Moreover, this is not the first time that such an attempt for the classification has been made. The Government of India in 1950, with Pandit Jawarlal Nehru as the Prime Minister and Dr Ambedkar as Law Minister, passed a legislation, namely the Immigrants (Expulsion from Assam) Act, 1950, and this Act specifically drew a distinction between those who came to Assam illegally and excluded those who came to India due to civil disturbances from East and West Pakistan. As per census, there are 1.2 crore Bangladeshis in India.
The categories of granting citizenship to any person by virtue of the Citizenship Act, 1955 are: by virtue of birth, naturalisation, registration, and acquisition of any territory by India. This has not been interfered with in any manner whatsoever. All that the Amendment seeks to do is to introduce another ground for granting citizenship through the process of naturalisation for the special category of minorities migrated due to oppression and residing in India as on December 2014, reducing the period of naturalisation from eleven years to five years. This is a very limited purpose relief. Already, existing provision of granting Indian citizenship by naturalisation is not changed and is open to all religions and countries and there is no discrimination to any religious group whatsoever.
In 2010, the National Population Register (NPR) was launched and the then President was registered as the first citizen and the government announced that the National Register of Citizens will follow with the establishment of an authority to carry out the process.
In Assam, the NRC was implemented following a writ petition filed in 2012 before the Supreme Court (SC) seeking to protect the ethnicity of Assam from the large scale trans-border migration. On 21.07.2015, the Hon’ble SC constituted a judicial committee to oversee the process of NRC and stated that the updating of the NRC will be done in accordance with the Citizenship (Registration of Citizens and Issue of National Identity Cards) Rules, 2003. This again is crucial because it highlights as to how the concept of the identity card for citizens in pursuance to Section 14A of the Citizenship Act, 1955 was conceptualised in 2003 itself.

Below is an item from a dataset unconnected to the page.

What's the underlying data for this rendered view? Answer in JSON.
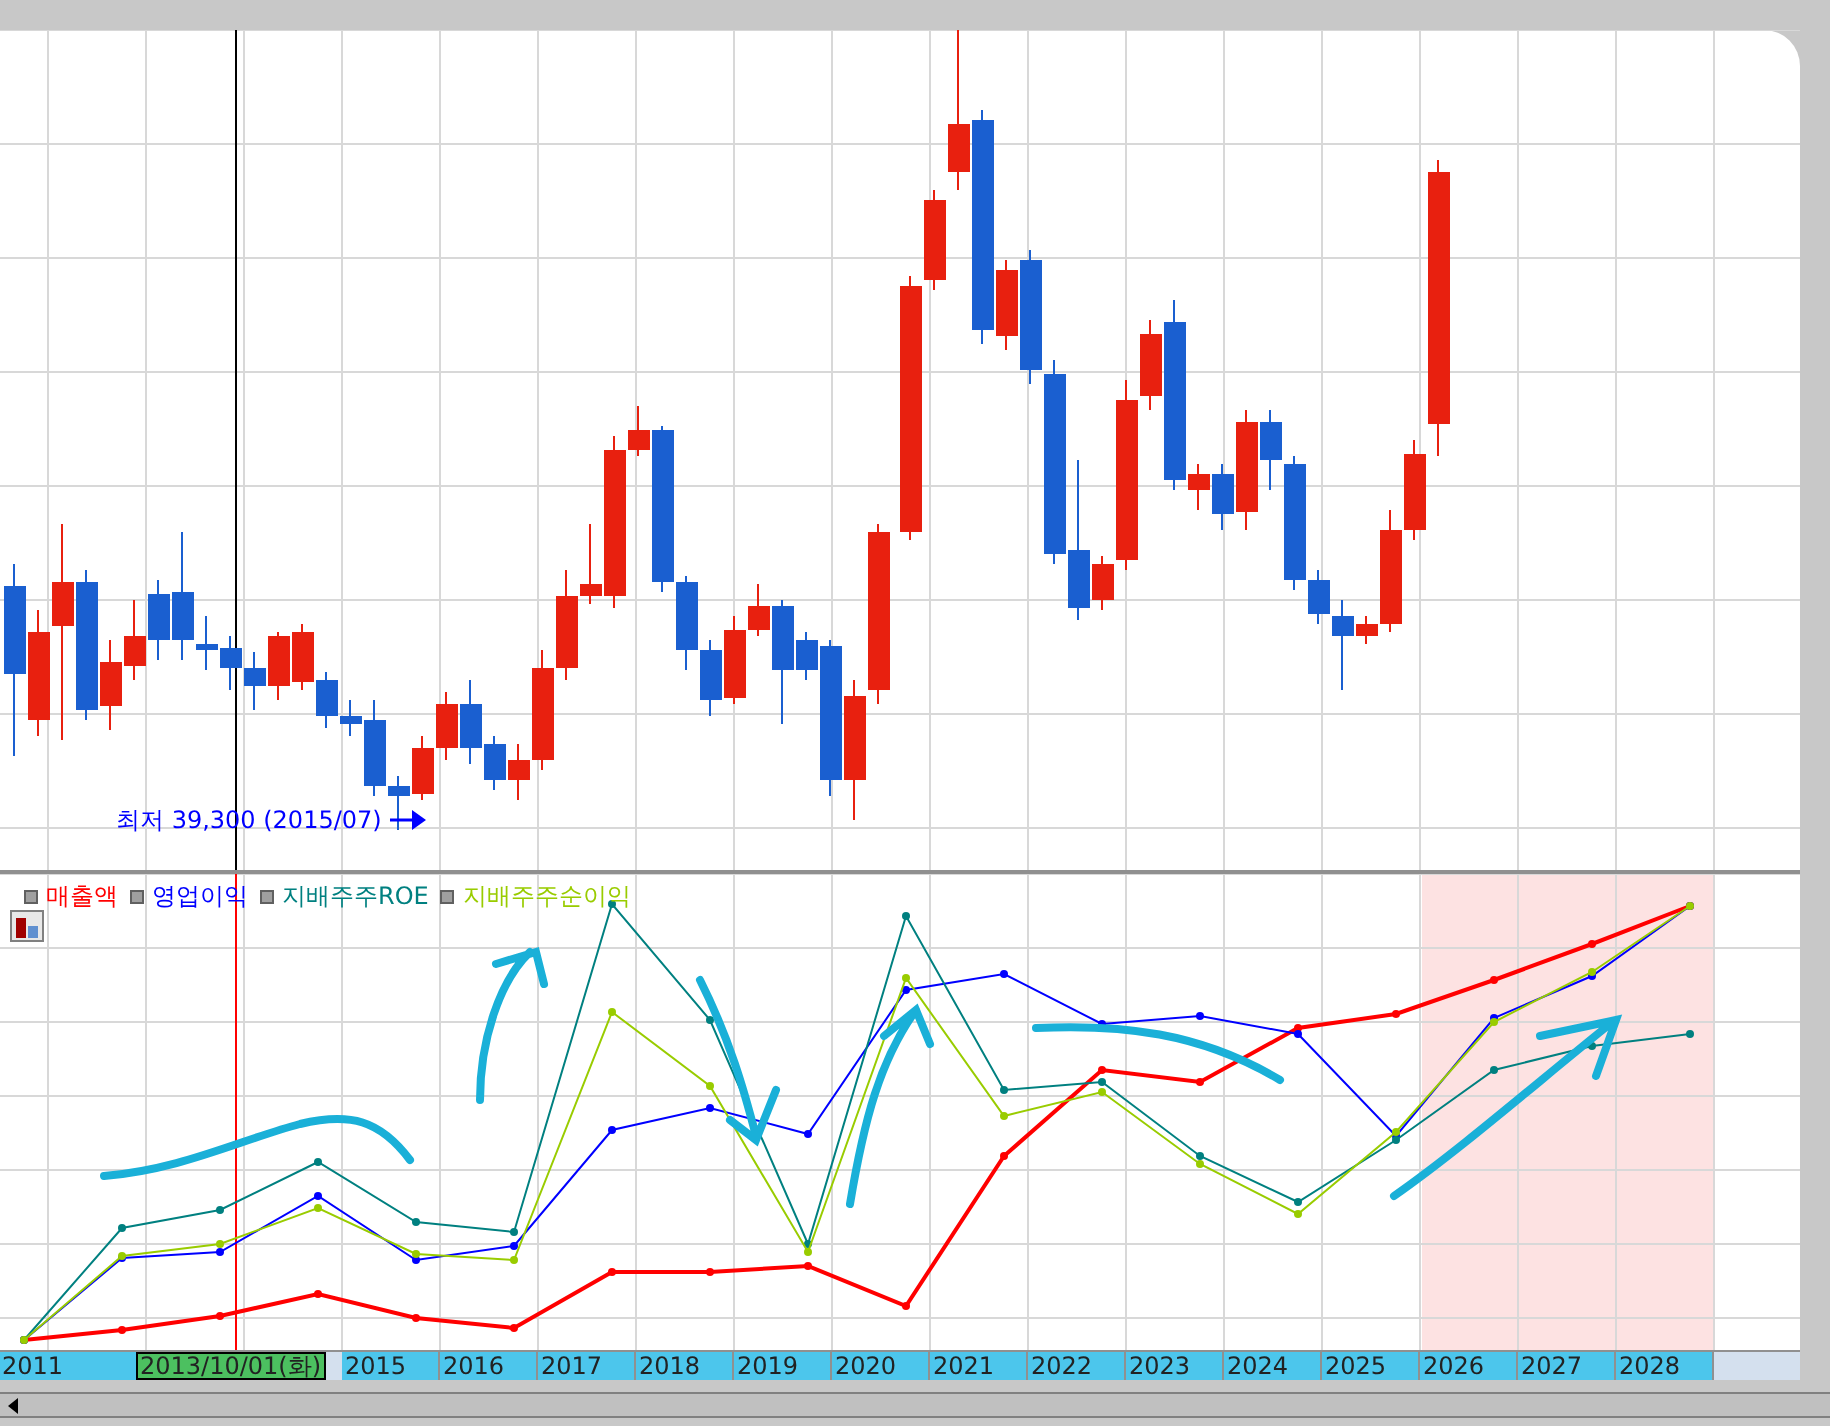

The Supreme Court directly monitored the implementation of the NRC in Assam as there was delay on the part of the government and listed twenty-two sets of documents like birth certificate, school certificate, ration card, voter ID, etc. directing that any one of the listed documents would suffice to establish proof of residency. Even to get a mobile phone SIM, basic proof of residency is required and the hue and cry raised over NRC is clearly motivated.
Similar dissent was voiced when the Aadhaar identity card exercise was launched but it was successfully completed and there was no discrimination.
Minorities, particularly Muslims, are misled by wily politicians as if their citizenship is at stake, creating a fear psychosis. They foolishly also claim they will not allow enumeration in their State which is a statutory requirement.
Neither the NPR nor the NRC are in any way discriminatory and only attempt to enumerate the lawful citizens. The Supreme Court has evolved a transparent process, listing out a set of documents which any lawful resident in India will possess. The ideal situation would be countries without borders, with free movement of people, but this utopian ideal is neither possible or practicable in this age and time. Let us feel proud to hold aloft our Indian identity, irrespective of caste, creed or religion.